Senatorowie, podobnie jak wcześniej posłowie, nie pochylili się specjalnie nad wątpliwościami zgłaszanymi przez obrońców życia, odrzucili głos Kościoła, nie wzięli też pod uwagę uwag Sądu Najwyższego ani konstytucjonalistów. Odrzucili również głos prezydenta, który zbudzony w ostatniej chwili stwierdził, że ustawę podpisze pod warunkiem jej zgodności z ustawą zasadniczą.
To, że ustawa w kilku punktach stoi w sprzeczności z Konstytucją, wiadomo co najmniej od kilku miesięcy. Nie brano tego jednak pod uwagę. Dla rządu Ewy Kopacz liczy się jedynie tzw. wypełnienie obietnic. Nieważne, że ustawa jest zła. Ważne, że jest. Dzięki temu można elektoratowi powiedzieć, że obietnice zostały wypełnione.

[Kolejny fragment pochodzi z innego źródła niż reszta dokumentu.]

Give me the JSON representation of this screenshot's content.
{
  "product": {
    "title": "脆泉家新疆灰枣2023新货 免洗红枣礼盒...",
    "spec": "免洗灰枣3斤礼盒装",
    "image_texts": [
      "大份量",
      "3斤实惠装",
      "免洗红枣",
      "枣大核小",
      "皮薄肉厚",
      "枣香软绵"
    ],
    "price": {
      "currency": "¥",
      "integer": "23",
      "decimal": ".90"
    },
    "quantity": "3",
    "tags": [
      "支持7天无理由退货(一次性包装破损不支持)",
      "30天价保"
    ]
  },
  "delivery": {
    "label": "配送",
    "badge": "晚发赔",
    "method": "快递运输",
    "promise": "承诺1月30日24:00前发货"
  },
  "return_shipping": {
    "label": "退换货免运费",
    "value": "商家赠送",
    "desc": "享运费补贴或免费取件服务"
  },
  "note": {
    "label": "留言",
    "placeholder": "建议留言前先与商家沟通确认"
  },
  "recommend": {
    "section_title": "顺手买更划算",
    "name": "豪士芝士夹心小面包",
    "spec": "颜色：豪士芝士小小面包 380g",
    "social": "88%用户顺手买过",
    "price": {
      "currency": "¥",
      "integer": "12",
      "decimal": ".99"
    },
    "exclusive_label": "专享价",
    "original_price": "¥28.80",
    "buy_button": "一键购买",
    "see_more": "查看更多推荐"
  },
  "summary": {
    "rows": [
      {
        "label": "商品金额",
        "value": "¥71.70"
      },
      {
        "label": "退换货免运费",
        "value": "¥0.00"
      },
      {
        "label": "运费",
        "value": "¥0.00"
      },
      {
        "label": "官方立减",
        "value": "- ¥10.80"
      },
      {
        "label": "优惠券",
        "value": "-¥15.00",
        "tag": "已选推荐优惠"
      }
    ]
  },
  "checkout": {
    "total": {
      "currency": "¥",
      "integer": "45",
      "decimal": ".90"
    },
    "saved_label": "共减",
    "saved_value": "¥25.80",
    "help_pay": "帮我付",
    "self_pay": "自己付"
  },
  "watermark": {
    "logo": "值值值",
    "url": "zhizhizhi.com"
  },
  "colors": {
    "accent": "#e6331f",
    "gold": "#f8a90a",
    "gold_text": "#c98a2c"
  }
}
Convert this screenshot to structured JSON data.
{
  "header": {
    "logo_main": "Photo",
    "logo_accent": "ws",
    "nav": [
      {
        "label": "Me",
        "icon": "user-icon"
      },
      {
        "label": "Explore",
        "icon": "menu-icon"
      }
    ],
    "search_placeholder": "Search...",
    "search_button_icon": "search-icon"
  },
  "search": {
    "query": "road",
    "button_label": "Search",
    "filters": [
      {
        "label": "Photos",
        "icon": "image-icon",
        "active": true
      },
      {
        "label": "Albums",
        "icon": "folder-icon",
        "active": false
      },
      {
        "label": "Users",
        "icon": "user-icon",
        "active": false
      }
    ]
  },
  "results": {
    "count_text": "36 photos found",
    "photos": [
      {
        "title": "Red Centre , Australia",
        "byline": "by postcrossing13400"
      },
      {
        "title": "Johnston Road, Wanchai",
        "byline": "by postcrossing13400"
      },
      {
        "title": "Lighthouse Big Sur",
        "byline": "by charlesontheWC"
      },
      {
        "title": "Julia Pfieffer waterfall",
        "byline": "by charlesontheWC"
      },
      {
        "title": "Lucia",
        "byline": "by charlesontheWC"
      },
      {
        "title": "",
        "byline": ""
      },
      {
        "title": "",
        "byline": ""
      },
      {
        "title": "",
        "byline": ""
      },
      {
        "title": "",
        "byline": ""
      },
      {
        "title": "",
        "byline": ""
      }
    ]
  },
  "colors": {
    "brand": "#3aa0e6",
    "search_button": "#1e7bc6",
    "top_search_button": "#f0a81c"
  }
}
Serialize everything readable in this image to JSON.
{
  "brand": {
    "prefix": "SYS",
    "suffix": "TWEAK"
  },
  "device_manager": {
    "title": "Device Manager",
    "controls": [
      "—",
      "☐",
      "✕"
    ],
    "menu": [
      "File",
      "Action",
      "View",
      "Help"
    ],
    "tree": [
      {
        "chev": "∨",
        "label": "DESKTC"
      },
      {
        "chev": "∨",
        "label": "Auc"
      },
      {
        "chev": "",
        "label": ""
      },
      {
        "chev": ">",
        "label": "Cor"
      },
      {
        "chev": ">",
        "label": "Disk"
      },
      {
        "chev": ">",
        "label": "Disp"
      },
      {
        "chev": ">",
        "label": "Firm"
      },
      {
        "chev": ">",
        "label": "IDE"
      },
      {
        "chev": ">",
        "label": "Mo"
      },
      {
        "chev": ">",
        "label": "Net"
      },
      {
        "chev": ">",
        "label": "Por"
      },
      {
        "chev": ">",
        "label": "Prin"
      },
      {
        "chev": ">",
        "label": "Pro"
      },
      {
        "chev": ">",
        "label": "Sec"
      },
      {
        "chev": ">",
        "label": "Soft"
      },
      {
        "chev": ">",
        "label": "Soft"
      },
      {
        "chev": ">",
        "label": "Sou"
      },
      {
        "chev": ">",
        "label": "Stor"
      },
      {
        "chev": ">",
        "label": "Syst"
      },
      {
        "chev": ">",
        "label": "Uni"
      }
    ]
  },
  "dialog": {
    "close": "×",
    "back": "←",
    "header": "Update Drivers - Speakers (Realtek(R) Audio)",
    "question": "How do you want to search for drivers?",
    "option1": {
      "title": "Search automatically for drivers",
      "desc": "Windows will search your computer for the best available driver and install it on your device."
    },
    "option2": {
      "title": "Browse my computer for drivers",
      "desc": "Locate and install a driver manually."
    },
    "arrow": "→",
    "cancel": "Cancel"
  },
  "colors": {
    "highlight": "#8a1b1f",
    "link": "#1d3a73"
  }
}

Źle się jednak stało, że ustawa o in vitro stała się elementem wyborczej rozgrywki. Najpierw w wyborach prezydenckich, a teraz parlamentarnych. Twardy orzech do zgryzienia będzie miał teraz prezydent, który jeszcze kilka tygodni temu deklarował, że ustawę podpisze bo jest "za życiem", a dziś twierdzi, że jednak budzi ona sporo wątpliwości. Jak z tego wybrnie? Czasu zostało mu niewiele - już mniej niż miesiąc.
Po decyzjach parlamentu na myśl przychodzą inne refleksje. W kwietniu 2014 roku tuż przed kanonizacją Jana Pawła II przyjęto specjalną uchwałę, w której oddano hołd papieżowi jako obrońcy godności człowieka. W grudniu ub. roku rok 2015 ogłoszono rokiem Jana Pawła. Dziś ci sami parlamentarzyści w imię doraźnych interesów partyjnych odrzucili nauczanie tego wielkiego Polaka jakby uznając, że w kwestiach godności człowieka nie miał on racji.